To Proceed: I have written this book (called SEX AND DRUGS, Playboy, $1.50) from original research onwards to finished, professionally typed manuscript. Now, what happens when somebody is good enough to buy a copy of the damned thing?

The clerk in the bookstore gets a certain commission for selling it, or he gets a straight salary at the end of the week. In either case, Uncle Sam takes a bite. The government in no way helped to sell the book, but Uncle takes his bite nonetheless. Chomp, chomp—and off goes part of the clerk’s earnings.

The owner of the store takes a profit, for being such a clever chap as to own the store and make other people work for him as clerks. Out of this profit, Uncle comes along and takes another huge chomping bite.

If the owner actually rents the shop, the landlord gets a piece of the action next, known as rent. Uncle descends quick as a vulture and takes a bite out of the rent, too. Chomp, chomp.

Now, a salesman from the publishers has placed the books with this shoppe, he gets a bit of the long green since they are selling. Uncle smells the cash immediately and leaps forward again, fanged like Dracula, to take another chomp.

Come now to the print shop. The workers who actually set the volume into type get paid—and their checks all have big tooth-marks. Yes: Uncle has been feeding again. He’s taken as much as 20% of their salaries (if they happen to be bachelors.) No, he didn’t set the type, anymore than he shipped the books to the bookshop or owned the land the shoppe stands on, but he bites down like an alligator anyway, and nobody is strong enough to resist him.

Look next at the owner of the print shop.
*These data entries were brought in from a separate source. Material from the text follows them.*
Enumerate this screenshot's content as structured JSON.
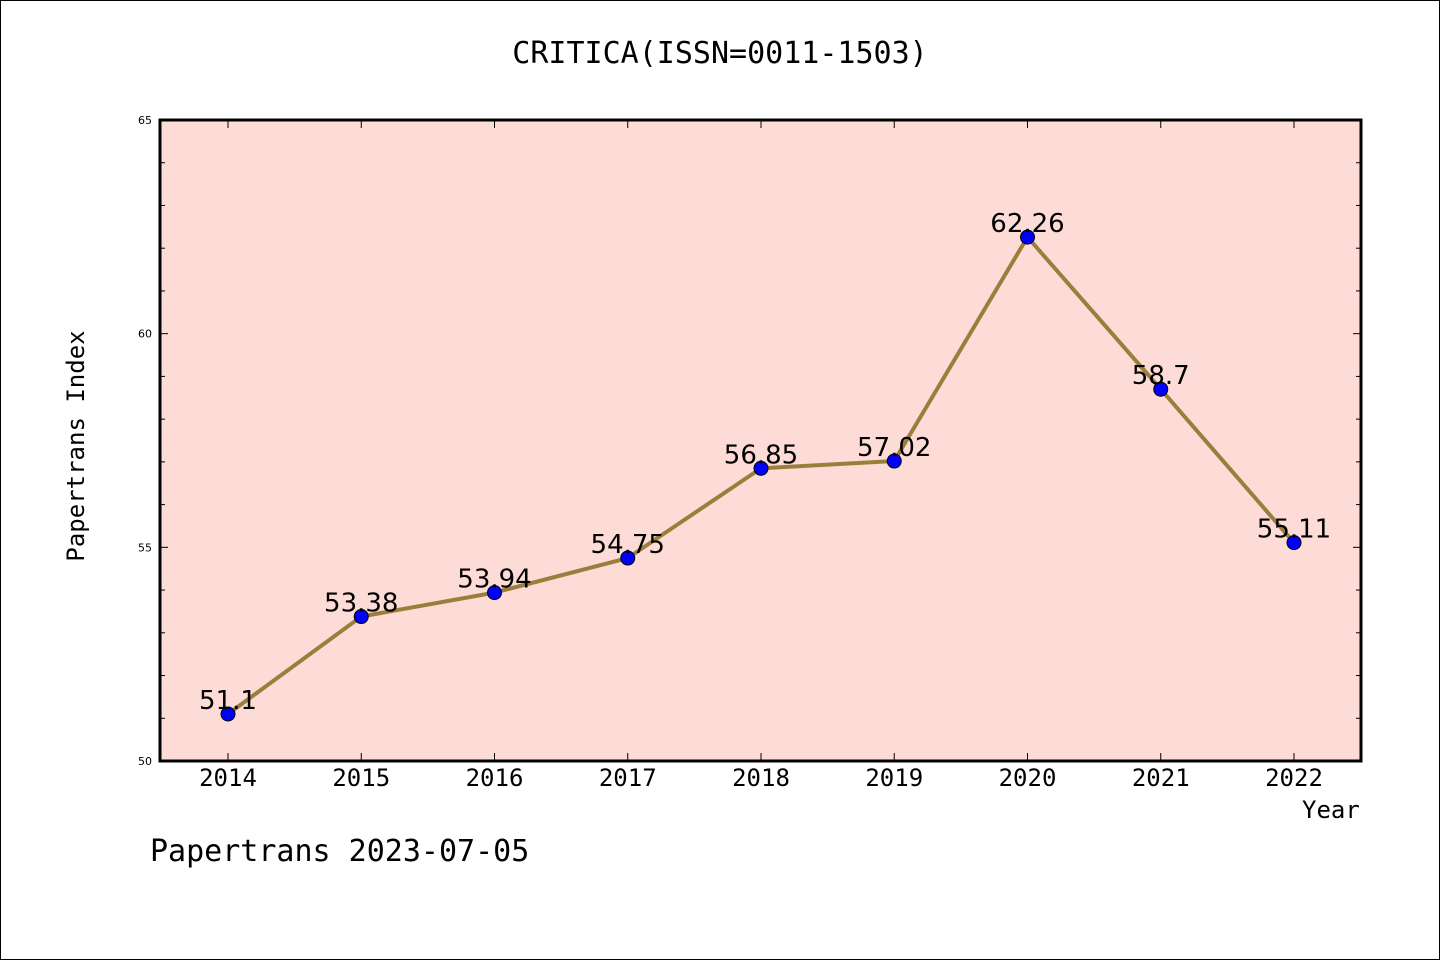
{
  "chart_data": {
    "type": "line",
    "title": "CRITICA(ISSN=0011-1503)",
    "xlabel": "Year",
    "ylabel": "Papertrans Index",
    "categories": [
      "2014",
      "2015",
      "2016",
      "2017",
      "2018",
      "2019",
      "2020",
      "2021",
      "2022"
    ],
    "series": [
      {
        "values": [
          51.1,
          53.38,
          53.94,
          54.75,
          56.85,
          57.02,
          62.26,
          58.7,
          55.11
        ],
        "labels": [
          "51.1",
          "53.38",
          "53.94",
          "54.75",
          "56.85",
          "57.02",
          "62.26",
          "58.7",
          "55.11"
        ],
        "line_color": "#9a7f3c",
        "marker_color": "#0000ff"
      }
    ],
    "ylim": [
      50,
      65
    ],
    "yticks": [
      "50",
      "55",
      "60",
      "65"
    ],
    "plot_background": "#fddcd8",
    "grid": false,
    "legend": "none"
  },
  "footer": "Papertrans 2023-07-05"
}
He adds up his profits, sighs—and Uncle is there chewing away, taking a chunk out of this part of the process also.

Go back to the publisher’s office with me. The artist who designed the jacket—Uncle has chewed a piece out of his salary, too. The editors who added the misprints and awkward sentences to make me scream when I saw the first copy (standard publishing procedure)—they look into their pay envelopes and find that Uncle has been nibbling there, too. And Hef himself, the publisher—they’re chewing millions out of him, of course. He’s rich.

Eventually, the smallest part of the customer’s dollar finds its way back to me, the author—and, you guessed it. Uncle pounces again (CRUCH! GRAAHG! CHOMP!!—just like McLure’s mountain lion poetry) and chews up as much as he can.

Uncle didn’t start the corporation; Hef did. Uncle didn’t edit or illustrate; other people did. Uncle didn’t write; I did. Uncle didn’t sell or transport or set type, etc. etc. etc.; and yet Uncle seems to have eaten more than anybody who actually did any of the production or the distribution.

Economics is supposed to be even more “occult” than Cabalistic magick and the cause of inflation is reputed to be a mystery more enigmatic than the cipher in Genesis. Maybe. On the other hand, maybe it’s just as simple as it looks and Uncle pays people to say it’s too complicated for you and me to understand. From down here, it looks like we’re being eaten up by a monster.


Economics in One Lesson
appeared in Robert Anton Wilson’s column “All Hail the Goddess Eris!” in Gnostica: News of the Aquarian Frontier, Issue 30 in February 1975.